Kibler’s deck was the best for Mirrodin block because it took the core of the power of the Affinity archetype, examined what people were going to do to resist it, and imagined a plan that would allow him excellent game against both resistance and the mirror. His decision to stay away from Green made his mana more reliable, his choice to stick with Retrievers kept his deck from being as easy to attack, and his decision to play Rigger would actually be an advantage in nearly every matchup in the first game. Playing more Riggers would have been a huge error, diluting the power of the explosive Affinity draw. Simply put, card for card, the deck is a triumph.

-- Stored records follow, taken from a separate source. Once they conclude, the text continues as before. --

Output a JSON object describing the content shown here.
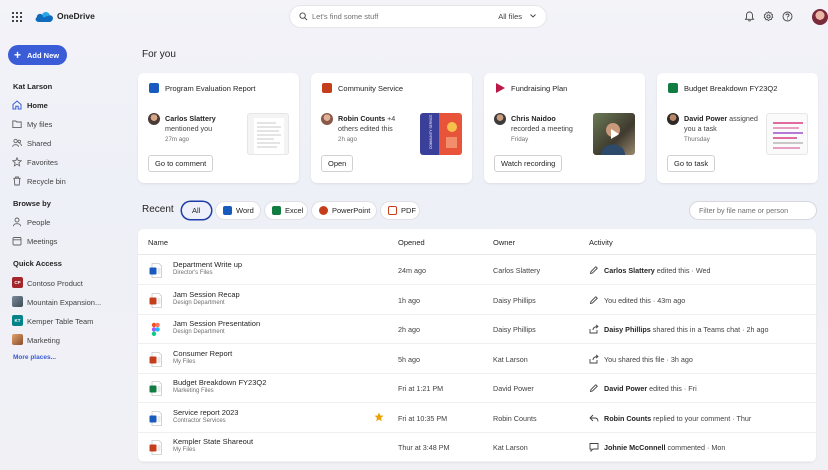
{
  "app": {
    "name": "OneDrive"
  },
  "search": {
    "placeholder": "Let's find some stuff",
    "filter": "All files"
  },
  "sidebar": {
    "new_label": "Add New",
    "user": "Kat Larson",
    "nav": [
      {
        "label": "Home",
        "icon": "home-icon",
        "active": true
      },
      {
        "label": "My files",
        "icon": "folder-icon"
      },
      {
        "label": "Shared",
        "icon": "people-icon"
      },
      {
        "label": "Favorites",
        "icon": "star-icon"
      },
      {
        "label": "Recycle bin",
        "icon": "trash-icon"
      }
    ],
    "browse_by": "Browse by",
    "browse": [
      {
        "label": "People",
        "icon": "person-icon"
      },
      {
        "label": "Meetings",
        "icon": "calendar-icon"
      }
    ],
    "quick_access": "Quick Access",
    "quick": [
      {
        "label": "Contoso Product",
        "badge": "CP",
        "color": "#a4262c"
      },
      {
        "label": "Mountain Expansion...",
        "badge": "",
        "color": "#6b6b6b"
      },
      {
        "label": "Kemper Table Team",
        "badge": "KT",
        "color": "#038387"
      },
      {
        "label": "Marketing",
        "badge": "",
        "color": "#c47a4a"
      }
    ],
    "more_places": "More places..."
  },
  "for_you": {
    "heading": "For you",
    "cards": [
      {
        "title": "Program Evaluation Report",
        "app": "word",
        "person": "Carlos Slattery",
        "action": "mentioned you",
        "time": "27m ago",
        "button": "Go to comment"
      },
      {
        "title": "Community Service",
        "app": "powerpoint",
        "person": "Robin Counts",
        "person_extra": " +4",
        "action": "others edited this",
        "time": "2h ago",
        "button": "Open",
        "thumb_text": "COMMUNITY SERVICE"
      },
      {
        "title": "Fundraising Plan",
        "app": "stream",
        "person": "Chris Naidoo",
        "action": "recorded a meeting",
        "time": "Friday",
        "button": "Watch recording"
      },
      {
        "title": "Budget Breakdown FY23Q2",
        "app": "excel",
        "person": "David Power",
        "action": "assigned you a task",
        "time": "Thursday",
        "button": "Go to task"
      }
    ]
  },
  "recent": {
    "heading": "Recent",
    "chips": [
      "All",
      "Word",
      "Excel",
      "PowerPoint",
      "PDF"
    ],
    "filter_placeholder": "Filter by file name or person",
    "columns": [
      "Name",
      "Opened",
      "Owner",
      "Activity"
    ],
    "rows": [
      {
        "name": "Department Write up",
        "location": "Director's Files",
        "type": "word",
        "opened": "24m ago",
        "owner": "Carlos Slattery",
        "activity_icon": "pencil-icon",
        "actor": "Carlos Slattery",
        "activity": " edited this · Wed",
        "starred": false
      },
      {
        "name": "Jam Session Recap",
        "location": "Design Department",
        "type": "powerpoint",
        "opened": "1h ago",
        "owner": "Daisy Phillips",
        "activity_icon": "pencil-icon",
        "actor": "",
        "activity": "You edited this · 43m ago",
        "starred": false
      },
      {
        "name": "Jam Session Presentation",
        "location": "Design Department",
        "type": "figma",
        "opened": "2h ago",
        "owner": "Daisy Phillips",
        "activity_icon": "share-icon",
        "actor": "Daisy Phillips",
        "activity": " shared this in a Teams chat · 2h ago",
        "starred": false
      },
      {
        "name": "Consumer Report",
        "location": "My Files",
        "type": "powerpoint",
        "opened": "5h ago",
        "owner": "Kat Larson",
        "activity_icon": "share-icon",
        "actor": "",
        "activity": "You shared this file · 3h ago",
        "starred": false
      },
      {
        "name": "Budget Breakdown FY23Q2",
        "location": "Marketing Files",
        "type": "excel",
        "opened": "Fri at 1:21 PM",
        "owner": "David Power",
        "activity_icon": "pencil-icon",
        "actor": "David Power",
        "activity": " edited this · Fri",
        "starred": false
      },
      {
        "name": "Service report 2023",
        "location": "Contractor Services",
        "type": "word",
        "opened": "Fri at 10:35 PM",
        "owner": "Robin Counts",
        "activity_icon": "reply-icon",
        "actor": "Robin Counts",
        "activity": " replied to your comment · Thur",
        "starred": true
      },
      {
        "name": "Kempler State Shareout",
        "location": "My Files",
        "type": "powerpoint",
        "opened": "Thur at 3:48 PM",
        "owner": "Kat Larson",
        "activity_icon": "comment-icon",
        "actor": "Johnie McConnell",
        "activity": " commented · Mon",
        "starred": false
      }
    ]
  },
  "colors": {
    "accent": "#3a5cd6",
    "word": "#185abd",
    "excel": "#107c41",
    "powerpoint": "#c43e1c",
    "stream": "#bc1948"
  }
}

So, what has the deck gained from Type Two? Sadly, nothing of note. Everything is expensive or unwieldy. Volcanic Hammer? No. Blaze. No thanks. Shock is about it, if you’re looking for an efficient add-in (and frankly, I’d rather dip into the Mirrodin card pool for a Shock-in-a-Box). Champions is little better – Desperate Ritual or Hearth Kami? At least Rend Flesh might be something worth thinking about boarding (but I doubt it). You have a deck that essentially lives in its little block, and comes out of it swinging and full of power.


In closing, what does all of this add up to? How do you go about making the best deck (or even a good normal deck) better than it usually is? Here are the rules of thumb:


  • Identify the core of the deck and stick to it.

  • Have a strategy for your mirror matchup. Figure out if you feel like you need to be good at being more controlling, more aggressive, or if some other general idea is what makes the mirror more winnable.

  • Find the best tactics to enact this strategy. If being more aggressive is the plan, how do you do it?

  • Look for your new cards to stay in touch with what the deck is trying to do. These cards need to have an advantage in the mirror and yet have some valid use in other matchups.

  • Test it. Test it. Test it. In theory, communism works. In theory.

Current Type Two is not like Extended. Current Type Two includes a very small number of very potent decks. You can expect that you will face someone else playing essentially the same deck. Make sure that you have the edge.